"Hoje em dia, o desenvolvimento económico do nosso continente está muito assente na sustentabilidade. As empresas que hoje não perceberem isso não vão ter o crescimento que pretendem". O alerta é de Miguel Aranda da Silva, que participou no quarto debate promovido pelo movimento Faz Pelo Planeta by Electrão, na passada quinta-feira.
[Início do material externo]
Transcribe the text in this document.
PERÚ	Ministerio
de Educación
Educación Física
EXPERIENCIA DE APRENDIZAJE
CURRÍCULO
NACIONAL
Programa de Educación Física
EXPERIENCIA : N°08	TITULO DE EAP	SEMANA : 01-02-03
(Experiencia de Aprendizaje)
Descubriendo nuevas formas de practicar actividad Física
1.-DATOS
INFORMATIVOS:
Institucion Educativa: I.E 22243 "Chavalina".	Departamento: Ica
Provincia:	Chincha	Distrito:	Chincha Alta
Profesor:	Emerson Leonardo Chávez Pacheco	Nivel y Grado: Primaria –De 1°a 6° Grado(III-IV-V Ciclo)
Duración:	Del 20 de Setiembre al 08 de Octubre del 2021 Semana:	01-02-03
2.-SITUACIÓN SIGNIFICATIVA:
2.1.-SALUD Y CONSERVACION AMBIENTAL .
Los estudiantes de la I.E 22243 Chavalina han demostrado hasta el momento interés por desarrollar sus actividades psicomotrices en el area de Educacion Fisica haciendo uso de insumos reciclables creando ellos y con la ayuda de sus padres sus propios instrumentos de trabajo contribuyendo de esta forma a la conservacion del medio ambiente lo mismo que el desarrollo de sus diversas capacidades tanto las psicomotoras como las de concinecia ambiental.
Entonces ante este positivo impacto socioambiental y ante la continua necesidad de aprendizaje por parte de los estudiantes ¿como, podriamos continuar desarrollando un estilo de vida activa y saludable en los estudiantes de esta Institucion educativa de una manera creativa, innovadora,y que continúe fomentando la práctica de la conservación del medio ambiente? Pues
A importância da economia circular e da bioeconomia na missão conjunta de tornar o mundo mais sustentável foi o tema em discussão entre especialistas da indústria e da reciclagem, que concordam no essencial: a inovação científica e tecnológica é a chave para a mudança de paradigma. "São muitas as oportunidades, mas também são muitos os desafios", diz o diretor de resíduos da Veolia Portugal.
A reformulação dos modelos de negócio e de produção pode beneficiar do reforço de colaboração entre a academia e a indústria, seguindo, aliás, uma tendência há muito anunciada pelos peritos. "Diria que é essencial", refere. Apostar em ações de investigação e desenvolvimento é, por isso, fundamental para encontrar formas de reintroduzir materiais reciclados no ciclo produtivo, que permitam diminuir a necessidade de extração de novos recursos naturais. Ricardo Rato, diretor de Investigação, Desenvolvimento e Inovação da ISQ, explica que a missão da instituição que representa passa por apoiar as empresas nesta mudança através de projetos inovadores. Como exemplo, recorda a solução encontrada pela ISQ para aumentar a eficiência de uma organização bioquímica, cujas limpezas eram asseguradas pela utilização única e descartável de panos absorventes. "Encontrámos forma de poderem ser lavados e conseguir fazer-se 50 ciclos com cada um dos panos. Com isso, a empresa conseguiu poupar 42% de custos", atesta.
Ricardo Rato não tem dúvidas de que este é um dos métodos para convencer a indústria a adotar novos processos, já que oferece a hipótese de contribuir para a preservação do ambiente, mas também poupar dinheiro. "Estamos a falar de soluções que convergem, porque, por um lado, [as empresas] poupam e, por outro, têm um benefício económico", diz. Sobre o argumento muitas vezes utilizado em relação à diferença de preço entre um produto poluente e outro sustentável, Miguel Aranda da Silva lembra que "quando falamos neste tipo de soluções [mais verdes], não as podemos comparar com os custos de soluções convencionais" porque estas não têm em conta o seu verdadeiro impacto - custos diretos da produção, a que acrescem os custos energéticos e a origem dessa energia ou ainda a sua pegada ambiental.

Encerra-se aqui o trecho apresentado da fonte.